Do not mark shared queue items dispatched before provider dispatch succeeds.
Do not let transport providers own execution recovery.
Do not route recovery globally across tenants.
Do not use ContextKey as durable tenant partition.
Do not describe gRPC provider as future-only.
- Architecture Overview
- Runtime Instance Provider Model
- HTTP Runtime Provider
- gRPC Runtime Provider
- Runtime Discovery, Registry, and Capacity
- Shared Runtime Controller / Shared Queue Usage
- Distributed Concurrency and Throttling
- Retry and Recovery
- Runtime Process Crash Recovery
- Runtime Recovery Forensics
- Multi-Tenant Runtime Crash Isolation
- Recovery Replay Ledger Trace Proof
- Execution Control State
- Runtime Queue Control
- Retention and Compaction
- Replay and Audit
- Testing Strategy
Do not reduce distributed execution to only worker-level Redis step claiming.
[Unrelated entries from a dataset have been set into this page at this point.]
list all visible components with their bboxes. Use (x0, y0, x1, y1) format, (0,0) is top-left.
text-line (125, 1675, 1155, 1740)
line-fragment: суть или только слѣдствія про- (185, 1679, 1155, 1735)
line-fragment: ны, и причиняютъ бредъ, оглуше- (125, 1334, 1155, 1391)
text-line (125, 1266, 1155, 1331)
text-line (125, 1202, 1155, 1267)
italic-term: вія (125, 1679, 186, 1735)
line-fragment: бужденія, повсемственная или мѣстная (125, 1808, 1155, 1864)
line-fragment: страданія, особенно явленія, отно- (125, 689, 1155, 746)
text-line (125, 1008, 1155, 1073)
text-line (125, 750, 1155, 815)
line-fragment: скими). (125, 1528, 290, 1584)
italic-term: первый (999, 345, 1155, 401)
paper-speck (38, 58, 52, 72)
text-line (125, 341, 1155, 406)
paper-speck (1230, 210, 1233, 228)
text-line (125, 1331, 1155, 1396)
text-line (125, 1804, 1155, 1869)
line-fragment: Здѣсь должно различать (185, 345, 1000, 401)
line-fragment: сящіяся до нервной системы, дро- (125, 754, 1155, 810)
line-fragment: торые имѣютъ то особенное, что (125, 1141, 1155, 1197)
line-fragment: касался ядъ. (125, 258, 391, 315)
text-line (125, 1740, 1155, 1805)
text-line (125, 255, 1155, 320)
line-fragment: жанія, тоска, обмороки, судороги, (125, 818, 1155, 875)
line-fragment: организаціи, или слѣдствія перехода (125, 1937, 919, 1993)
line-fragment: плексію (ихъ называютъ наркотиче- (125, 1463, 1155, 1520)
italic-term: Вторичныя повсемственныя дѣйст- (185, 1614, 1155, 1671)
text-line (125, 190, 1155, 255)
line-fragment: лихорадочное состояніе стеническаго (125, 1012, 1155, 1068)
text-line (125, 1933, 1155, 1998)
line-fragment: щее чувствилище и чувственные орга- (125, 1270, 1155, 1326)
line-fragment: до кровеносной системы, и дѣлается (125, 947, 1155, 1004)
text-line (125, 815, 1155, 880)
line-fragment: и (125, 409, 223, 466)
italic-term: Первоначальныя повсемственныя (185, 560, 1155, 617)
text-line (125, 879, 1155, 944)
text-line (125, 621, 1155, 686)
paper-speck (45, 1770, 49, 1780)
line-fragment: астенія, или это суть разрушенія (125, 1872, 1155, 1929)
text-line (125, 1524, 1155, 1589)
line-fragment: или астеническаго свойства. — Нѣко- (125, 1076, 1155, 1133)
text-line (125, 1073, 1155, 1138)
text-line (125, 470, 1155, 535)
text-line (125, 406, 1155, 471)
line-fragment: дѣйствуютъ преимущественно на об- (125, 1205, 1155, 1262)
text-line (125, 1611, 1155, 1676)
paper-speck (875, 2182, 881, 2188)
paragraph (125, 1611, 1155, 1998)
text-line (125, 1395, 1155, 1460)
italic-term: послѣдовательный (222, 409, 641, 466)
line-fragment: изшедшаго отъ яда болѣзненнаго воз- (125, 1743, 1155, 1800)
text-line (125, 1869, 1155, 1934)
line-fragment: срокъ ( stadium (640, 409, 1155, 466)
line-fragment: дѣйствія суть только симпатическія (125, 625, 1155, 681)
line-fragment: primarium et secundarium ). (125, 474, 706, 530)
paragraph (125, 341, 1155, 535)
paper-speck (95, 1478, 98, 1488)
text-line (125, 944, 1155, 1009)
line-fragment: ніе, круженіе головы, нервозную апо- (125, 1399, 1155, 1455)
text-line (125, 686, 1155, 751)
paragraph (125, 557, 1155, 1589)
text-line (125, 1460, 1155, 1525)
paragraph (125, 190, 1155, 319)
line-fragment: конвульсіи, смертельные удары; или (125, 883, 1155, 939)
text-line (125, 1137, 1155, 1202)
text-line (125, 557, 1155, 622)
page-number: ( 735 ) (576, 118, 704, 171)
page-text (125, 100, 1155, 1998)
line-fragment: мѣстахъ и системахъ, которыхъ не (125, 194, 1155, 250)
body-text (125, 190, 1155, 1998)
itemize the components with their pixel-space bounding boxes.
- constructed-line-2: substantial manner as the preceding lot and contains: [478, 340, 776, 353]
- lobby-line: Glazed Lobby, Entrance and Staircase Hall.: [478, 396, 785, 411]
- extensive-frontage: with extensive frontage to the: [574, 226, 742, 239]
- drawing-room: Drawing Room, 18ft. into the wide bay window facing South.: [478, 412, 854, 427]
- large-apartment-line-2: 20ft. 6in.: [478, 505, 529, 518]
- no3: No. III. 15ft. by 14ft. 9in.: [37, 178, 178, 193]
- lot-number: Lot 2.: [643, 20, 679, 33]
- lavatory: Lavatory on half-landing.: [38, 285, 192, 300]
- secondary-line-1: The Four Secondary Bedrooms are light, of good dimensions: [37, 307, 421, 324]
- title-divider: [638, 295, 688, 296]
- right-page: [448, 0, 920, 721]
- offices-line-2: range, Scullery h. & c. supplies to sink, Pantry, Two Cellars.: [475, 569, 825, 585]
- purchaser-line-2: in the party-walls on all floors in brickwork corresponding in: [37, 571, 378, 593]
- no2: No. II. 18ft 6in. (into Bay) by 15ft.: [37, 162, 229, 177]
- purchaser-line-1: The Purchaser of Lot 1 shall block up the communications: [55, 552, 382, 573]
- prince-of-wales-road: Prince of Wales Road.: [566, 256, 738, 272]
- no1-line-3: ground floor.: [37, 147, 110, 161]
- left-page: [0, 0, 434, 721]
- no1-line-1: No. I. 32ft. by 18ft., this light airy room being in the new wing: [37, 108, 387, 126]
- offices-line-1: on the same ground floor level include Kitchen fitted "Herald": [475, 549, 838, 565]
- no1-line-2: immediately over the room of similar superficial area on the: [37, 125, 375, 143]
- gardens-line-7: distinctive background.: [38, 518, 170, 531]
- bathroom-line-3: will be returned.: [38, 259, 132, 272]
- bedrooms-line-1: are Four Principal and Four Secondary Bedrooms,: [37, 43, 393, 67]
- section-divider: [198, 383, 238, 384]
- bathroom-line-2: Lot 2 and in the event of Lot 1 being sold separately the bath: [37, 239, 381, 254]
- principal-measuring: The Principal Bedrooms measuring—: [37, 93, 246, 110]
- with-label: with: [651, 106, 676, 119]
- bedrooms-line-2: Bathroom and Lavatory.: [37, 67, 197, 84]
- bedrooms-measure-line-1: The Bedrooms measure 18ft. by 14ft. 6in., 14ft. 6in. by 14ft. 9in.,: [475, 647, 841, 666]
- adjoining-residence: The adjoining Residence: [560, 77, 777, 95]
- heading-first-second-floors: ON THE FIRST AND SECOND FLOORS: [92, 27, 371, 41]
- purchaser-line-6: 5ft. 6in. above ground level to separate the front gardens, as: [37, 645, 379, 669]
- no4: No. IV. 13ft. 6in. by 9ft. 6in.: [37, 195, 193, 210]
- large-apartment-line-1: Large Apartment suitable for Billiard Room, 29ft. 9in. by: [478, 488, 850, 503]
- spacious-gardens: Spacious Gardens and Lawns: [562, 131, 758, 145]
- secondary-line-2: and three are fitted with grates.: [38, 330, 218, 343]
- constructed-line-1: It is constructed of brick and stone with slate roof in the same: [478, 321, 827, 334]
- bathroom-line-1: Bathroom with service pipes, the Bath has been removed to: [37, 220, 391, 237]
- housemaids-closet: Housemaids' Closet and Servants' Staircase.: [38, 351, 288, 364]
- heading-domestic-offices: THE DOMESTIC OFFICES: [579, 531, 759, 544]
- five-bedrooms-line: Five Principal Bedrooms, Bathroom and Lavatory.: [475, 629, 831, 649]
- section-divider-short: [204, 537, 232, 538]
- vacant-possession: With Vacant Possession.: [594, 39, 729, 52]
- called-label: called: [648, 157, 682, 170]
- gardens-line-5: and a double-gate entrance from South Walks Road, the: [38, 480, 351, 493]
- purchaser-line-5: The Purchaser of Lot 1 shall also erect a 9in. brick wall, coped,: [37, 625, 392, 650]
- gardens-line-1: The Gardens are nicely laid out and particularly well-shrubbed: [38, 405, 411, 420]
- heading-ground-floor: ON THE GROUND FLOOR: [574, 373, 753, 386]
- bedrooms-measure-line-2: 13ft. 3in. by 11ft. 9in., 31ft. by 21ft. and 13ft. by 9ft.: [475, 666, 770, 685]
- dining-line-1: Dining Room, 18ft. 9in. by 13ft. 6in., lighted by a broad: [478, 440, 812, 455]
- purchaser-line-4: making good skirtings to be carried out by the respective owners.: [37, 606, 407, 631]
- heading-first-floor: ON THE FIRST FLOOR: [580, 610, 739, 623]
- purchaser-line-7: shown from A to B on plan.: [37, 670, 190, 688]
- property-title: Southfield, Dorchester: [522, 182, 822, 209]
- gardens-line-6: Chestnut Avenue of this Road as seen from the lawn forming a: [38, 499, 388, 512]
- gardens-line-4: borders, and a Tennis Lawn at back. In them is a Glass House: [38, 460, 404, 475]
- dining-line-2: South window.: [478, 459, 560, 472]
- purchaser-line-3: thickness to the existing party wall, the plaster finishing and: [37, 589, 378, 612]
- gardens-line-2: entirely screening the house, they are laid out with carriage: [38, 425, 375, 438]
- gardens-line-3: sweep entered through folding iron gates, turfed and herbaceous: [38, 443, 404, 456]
The validated distributed execution model includes:
distributed workers
+ distributed shared queue dispatch
+ tenant-aware runtime visibility
+ provider-based transport
+ process-host runtime boundaries
+ runtime health suppression
+ assigned-work recovery
+ replay / ledger / trace / forensics proof
+ safe-tenant non-impact validation
This is the real strength of the multi-tenant runtime engine.